By STEVE KING
When they meet the Ravens late Sunday afternoon in Baltimore, the Browns will play their first high-pressure game in Week 17 since 2007.
That was the year, of course, when the Browns, 9-6 heading into the final week, had to defeat the San Francisco 49ers at home and then hope that the Indianapolis Colts, who were sitting all of their starters, including some guy named Peyton Manning, because they had already secured the AFC South title and thus nothing to play for, would beat the Tennessee Titans that evening so Cleveland could earn a wild-card playoff berth.
The Browns handled their end of the deal, beating the lifeless 49ers 20-7, but the Colts, with the great Jim Sorgi at quarterback, blew a 10-7 third-quarter lead and fell 16-10 to the Titans, who, like Cleveland, finished 10-6, but earned the final wild-card spot on tie-breakers.
The following year, the Browns began a 10-year streak – and still counting – of losing records. Now standing 7-7-1, they can change that, of course, by defeating the first-place Ravens, who will garner the AFC North title with a victory.
If the Browns were also playing for a playoff berth – they are third in the division, a game behind the second-place Pittsburgh Steelers (8-6-1), and were officially eliminated last weekend – it would make the game with the Ravens even more meaningful from a Cleveland perspective, even though from head coach Gregg Williams to quarterback Baker Mayfield to the last player on the roster, the Browns promise that they will treat it like a postseason contest.
I thought a lot about all that on Thursday.
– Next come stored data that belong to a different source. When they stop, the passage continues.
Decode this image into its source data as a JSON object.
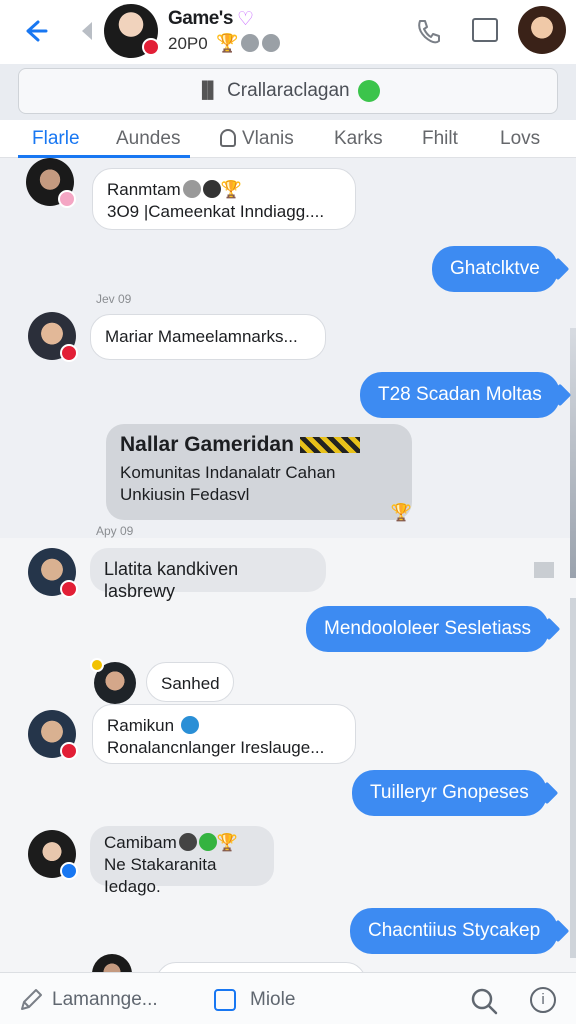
{
  "header": {
    "group_name": "Game's",
    "heart": "♡",
    "subtitle": "20P0",
    "trophy": "🏆"
  },
  "pinned": {
    "icon": "bar-chart-icon",
    "text": "Crallaraclagan"
  },
  "tabs": [
    {
      "label": "Flarle",
      "active": true
    },
    {
      "label": "Aundes",
      "active": false
    },
    {
      "label": "Vlanis",
      "active": false
    },
    {
      "label": "Karks",
      "active": false
    },
    {
      "label": "Fhilt",
      "active": false
    },
    {
      "label": "Lovs",
      "active": false
    }
  ],
  "messages": {
    "m1": {
      "sender": "Ranmtam",
      "text": "3O9 |Cameenkat Inndiagg....",
      "icons": "🏆"
    },
    "m2": {
      "text": "Ghatclktve"
    },
    "date1": "Jev 09",
    "m3": {
      "text": "Mariar Mameelamnarks..."
    },
    "m4": {
      "text": "T28 Scadan Moltas"
    },
    "m5": {
      "title": "Nallar Gameridan",
      "line1": "Komunitas Indanalatr Cahan",
      "line2": "Unkiusin Fedasvl",
      "reaction": "🏆"
    },
    "date2": "Apy 09",
    "m6": {
      "text": "Llatita kandkiven lasbrewy"
    },
    "m7": {
      "text": "Mendoololeer Sesletiass"
    },
    "m8": {
      "text": "Sanhed"
    },
    "m9": {
      "sender": "Ramikun",
      "text": "Ronalancnlanger Ireslauge..."
    },
    "m10": {
      "text": "Tuilleryr Gnopeses"
    },
    "m11": {
      "sender": "Camibam",
      "text": "Ne Stakaranita Iedago.",
      "icons": "🏆"
    },
    "m12": {
      "text": "Chacntiius Stycakep"
    }
  },
  "composer": {
    "placeholder": "Lamannge...",
    "mode": "Miole"
  },
  "colors": {
    "accent": "#1877f2",
    "outgoing_bubble": "#3d8bf2",
    "status_red": "#e21f36"
  }
}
Why? Because the date was Dec. 27, which marks the 54th anniversary of one of the greatest days in Browns history. It was, of course, on that date in 1964 that the Browns, though 11-point underdogs, shut out the great Baltimore Colts 27-0 in the NFL Championship Game and secured their last league title.
You had to have been alive to fully grasp what a glorious day – a truly glorious accomplishment – that was. As such, Dec. 27 has been a tremendously historical sports date in Cleveland every year since then.
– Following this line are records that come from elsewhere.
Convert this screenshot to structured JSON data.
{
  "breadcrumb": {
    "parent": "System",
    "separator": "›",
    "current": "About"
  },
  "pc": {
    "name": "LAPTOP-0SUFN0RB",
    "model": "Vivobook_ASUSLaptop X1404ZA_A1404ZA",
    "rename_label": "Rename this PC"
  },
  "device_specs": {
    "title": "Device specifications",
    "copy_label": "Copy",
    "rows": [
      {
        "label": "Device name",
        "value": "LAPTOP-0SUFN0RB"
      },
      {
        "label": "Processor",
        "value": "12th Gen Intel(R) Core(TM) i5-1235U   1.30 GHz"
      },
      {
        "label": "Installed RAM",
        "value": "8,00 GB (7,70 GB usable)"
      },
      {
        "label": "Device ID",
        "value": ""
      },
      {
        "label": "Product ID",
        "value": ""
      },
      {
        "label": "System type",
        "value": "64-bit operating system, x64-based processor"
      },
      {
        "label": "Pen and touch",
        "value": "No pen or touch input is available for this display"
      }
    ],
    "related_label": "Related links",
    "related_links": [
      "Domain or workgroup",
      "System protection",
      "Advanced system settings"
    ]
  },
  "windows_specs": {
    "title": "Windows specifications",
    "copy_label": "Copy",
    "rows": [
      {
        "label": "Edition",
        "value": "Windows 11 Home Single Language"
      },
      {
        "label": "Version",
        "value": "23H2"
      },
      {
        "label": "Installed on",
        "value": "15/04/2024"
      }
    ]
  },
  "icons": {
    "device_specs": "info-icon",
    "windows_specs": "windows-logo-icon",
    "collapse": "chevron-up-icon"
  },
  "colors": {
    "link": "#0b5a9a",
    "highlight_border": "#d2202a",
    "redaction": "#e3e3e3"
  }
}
There was no parade in Cleveland for that championship. Sports title parades weren’t held in cold-weather cities in the winter back then.
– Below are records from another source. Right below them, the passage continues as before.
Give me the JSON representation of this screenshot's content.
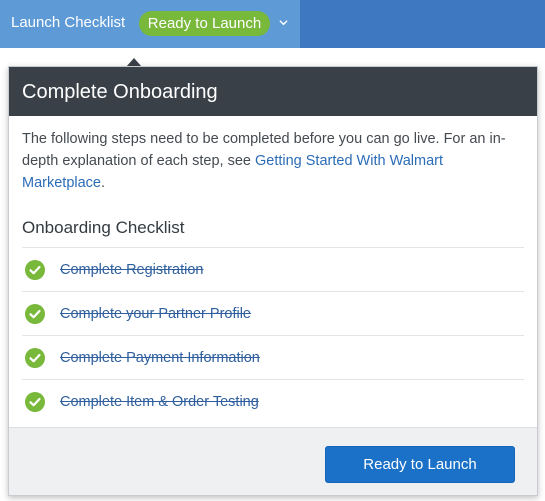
{
  "topbar": {
    "title": "Launch Checklist",
    "status": "Ready to Launch",
    "dropdown_icon": "chevron-down-icon",
    "colors": {
      "bar": "#3e78c0",
      "bar_left": "#5d9ad6",
      "status_pill": "#78b83a"
    }
  },
  "panel": {
    "title": "Complete Onboarding",
    "intro_text": "The following steps need to be completed before you can go live. For an in-depth explanation of each step, see ",
    "intro_link": "Getting Started With Walmart Marketplace",
    "intro_end": ".",
    "section_title": "Onboarding Checklist",
    "items": [
      {
        "label": "Complete Registration",
        "done": true,
        "icon": "check-circle-icon"
      },
      {
        "label": "Complete your Partner Profile",
        "done": true,
        "icon": "check-circle-icon"
      },
      {
        "label": "Complete Payment Information",
        "done": true,
        "icon": "check-circle-icon"
      },
      {
        "label": "Complete Item & Order Testing",
        "done": true,
        "icon": "check-circle-icon"
      }
    ],
    "button_label": "Ready to Launch",
    "colors": {
      "header": "#3a4047",
      "link": "#2b6cb7",
      "check": "#78b83a",
      "button": "#1a71c7"
    }
  }
}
But if the Browns – perhaps this group of Browns down the road – ever win the Super Bowl, then the victory parade of all victory parades would ensue through the streets of Cleveland, no matter what the weather. The victory parade for the 2016 NBA champion Cleveland Cavaliers was astronomical — off the charts – but, though it may be hard to believe, a parade for a title-winning Browns team in this football-crazy city would be even bigger.
Really.
So, considering all that, then, it was a lot of great thoughts that I had on Thursday. Hope your thoughts that day were even half as good. If so, then they were super, too.